Ahora bien, en cuanto a que las autoridades demandadas habrían desconocido los alcances de la Circular 01/2019 que regula los procesos contenciosos y contenciosos administrativos; se hace pertinente considerar inicialmente cuales fueron los agravios denunciados por aquel a momento de interponer su recurso de reposición en contra de la Providencia de 18 de noviembre de 2021, los cuales están descrito en el mismo Auto Interlocutorio 02/2022, siendo estos los siguientes:
“CONSIDERANDO I.- DE LOS AGRAVIOS EXPUESTO POR EL RECURRENTE.-
1.1.- El recurrente señala que en la resolución objeto del presente recurso no se consideró lo previsto por los arts. 1287 y 1297 del Código Civil, art. 150 numerales 1 y 3 del Código Procesal Civil y art. 180.1 de la CPE, dada la falta de eficacia jurídica de la iguala profesional.

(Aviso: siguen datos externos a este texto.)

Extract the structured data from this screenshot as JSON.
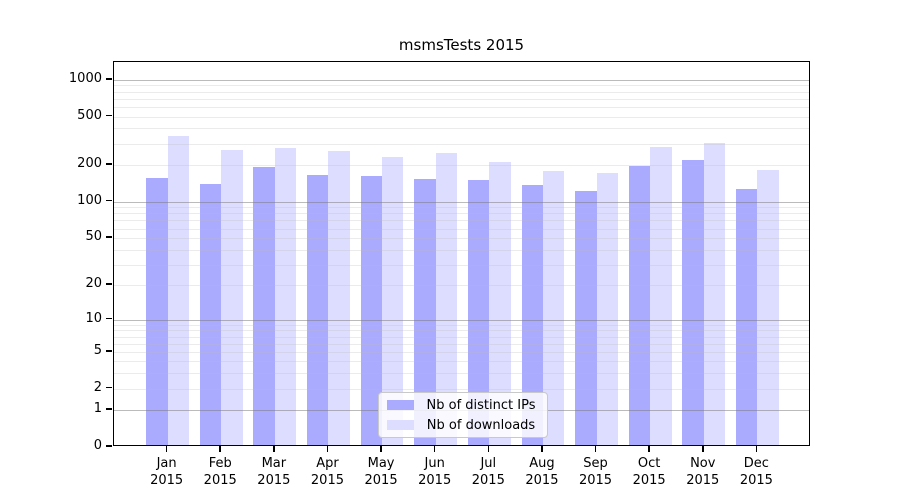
{
  "chart_data": {
    "type": "bar",
    "title": "msmsTests 2015",
    "categories": [
      "Jan",
      "Feb",
      "Mar",
      "Apr",
      "May",
      "Jun",
      "Jul",
      "Aug",
      "Sep",
      "Oct",
      "Nov",
      "Dec"
    ],
    "x_tick_second_line": "2015",
    "series": [
      {
        "name": "Nb of distinct IPs",
        "color": "#aaaaff",
        "values": [
          151,
          135,
          186,
          160,
          158,
          147,
          145,
          131,
          118,
          188,
          211,
          123
        ]
      },
      {
        "name": "Nb of downloads",
        "color": "#ddddff",
        "values": [
          333,
          255,
          264,
          250,
          226,
          240,
          204,
          172,
          167,
          272,
          291,
          175
        ]
      }
    ],
    "y_axis": {
      "scale": "log10(value+1)",
      "ticks": [
        0,
        1,
        2,
        5,
        10,
        20,
        50,
        100,
        200,
        500,
        1000
      ],
      "major_gridlines": [
        1,
        10,
        100,
        1000
      ],
      "max": 1000
    },
    "grid": {
      "major_color": "#787878",
      "minor_color": "#bebebe"
    },
    "legend": {
      "position": "inside-bottom-center"
    },
    "frame_color": "#000000",
    "background_color": "#ffffff"
  }
}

En ese sentido refiere afectación al principio de legalidad en su vertiente al derecho a al acceso a la justicia y a la defensa ya que no se están reconociendo los derechos fundamentales establecidos en los arts. 46.1) y 48.1 de la CPE.
Al respecto trascribe fragmentos de sentencias constitucionales, para indicar que se le está vulnerando el derecho de tener una remuneración justa y equitativa dada la naturaleza y complejidad del proceso, al no haberse considerado que la iguala carece de eficacia jurídica.
1.2.- Asimismo, alega falta de motivación y fundamentación en la resolución, al no haber tenido la autoridad judicial los medios de prueba suficientes para sustentar y motivar la resolución, por lo que en el recurso adjunta prueba que acredita que el proyecto de iguala no corresponde al Nurej 6041975-1 además de que la misma no cumple los requisitos establecidos en el art. 1297 del Código Civil.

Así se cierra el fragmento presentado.